Apartment REITs may still have upside

From a market impact perspective, the data pointed to an attractive outlook for apartment REITs, although local market dynamics will always be a driving force.

Apartment fundamentals are improving quickly, even in major coastal markets, as discounts are rolled back, given a rebound in demand. While apartment REITs are trading around historically high multiples, the housing sector is trading below 10- and 15-year average premiums, and may also be a potential inflation hedge.

An uncertain outlook for office REITs

The forecast for office REITs looks a bit cloudier. Cities may rebound, but uncertainty around hybrid work models could mean risks. “The office is not dead, but this next expansion cycle will be shorter and lower for office landlords,” says Vikram Malhotra, equity analyst covering the US office REIT industry, cautioning that while valuations may seem cheap, "the easy money has been made."

Indeed, historic price-to-earnings multiples could be misleading, as corporate tenants factor work-from-home arrangements into their long-term leasing plans.

Chart - US office vacancy rates have moved roughly 400 basis points higher

Housing market sits on solid ground

Broadly speaking, the pandemic has been positive for housing-related assets: Low interest rates, strong consumer balance sheets, and positive demographics have driven demand for single-family homes in most major markets. Still, the outlook varies by market: Home prices are surging in many smaller cities and suburbs, while price appreciation has been more muted in densely populated areas.

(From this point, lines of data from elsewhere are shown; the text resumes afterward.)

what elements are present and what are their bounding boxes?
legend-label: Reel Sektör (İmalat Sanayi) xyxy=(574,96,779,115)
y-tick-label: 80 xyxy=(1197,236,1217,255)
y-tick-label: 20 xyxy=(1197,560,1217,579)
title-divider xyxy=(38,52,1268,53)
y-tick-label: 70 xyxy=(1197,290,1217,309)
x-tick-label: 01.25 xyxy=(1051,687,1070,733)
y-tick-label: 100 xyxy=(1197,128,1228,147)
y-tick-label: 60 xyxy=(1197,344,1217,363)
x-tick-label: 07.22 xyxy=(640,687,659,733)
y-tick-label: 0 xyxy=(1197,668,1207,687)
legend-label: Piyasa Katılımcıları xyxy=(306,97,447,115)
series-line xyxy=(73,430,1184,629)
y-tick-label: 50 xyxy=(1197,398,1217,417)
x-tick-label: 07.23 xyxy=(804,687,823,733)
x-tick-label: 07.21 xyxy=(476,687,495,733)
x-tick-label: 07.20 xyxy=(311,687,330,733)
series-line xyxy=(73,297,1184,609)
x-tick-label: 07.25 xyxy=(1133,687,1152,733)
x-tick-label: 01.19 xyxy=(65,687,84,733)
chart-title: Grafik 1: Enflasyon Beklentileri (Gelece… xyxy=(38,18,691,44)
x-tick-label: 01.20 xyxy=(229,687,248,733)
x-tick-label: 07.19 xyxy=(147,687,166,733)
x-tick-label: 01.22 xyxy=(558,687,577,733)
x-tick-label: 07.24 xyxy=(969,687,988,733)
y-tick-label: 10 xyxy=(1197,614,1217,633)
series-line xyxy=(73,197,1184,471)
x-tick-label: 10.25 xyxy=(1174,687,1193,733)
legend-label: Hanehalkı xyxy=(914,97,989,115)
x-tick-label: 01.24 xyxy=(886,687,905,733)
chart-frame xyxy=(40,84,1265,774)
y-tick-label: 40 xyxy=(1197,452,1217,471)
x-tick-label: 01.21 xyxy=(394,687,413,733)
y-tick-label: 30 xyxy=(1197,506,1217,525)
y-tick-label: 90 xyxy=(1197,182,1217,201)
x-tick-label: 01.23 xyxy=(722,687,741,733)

Munis could be a blind spot

State and local governments are only beginning to understand the economic implications of the pandemic. Muni bond spreads—which measure the yield difference between two bonds—are already thin, meaning investors should proceed with caution.

“Shrinking populations are generally a reliable, though lagging, negative indicator for municipal bonds,” says Zezas. “Fewer residents often means reduced revenues and ultimately a higher cost of borrowing for muni issuers who have to offer higher yields at lower prices.”

Bottom line: There’s more than one side to the story when it comes to the post-pandemic outlook for US cities. Investors exploring REITs and municipal bonds may want to consider how population shifts across the four categories present opportunities—as well as risks—before making investment decisions.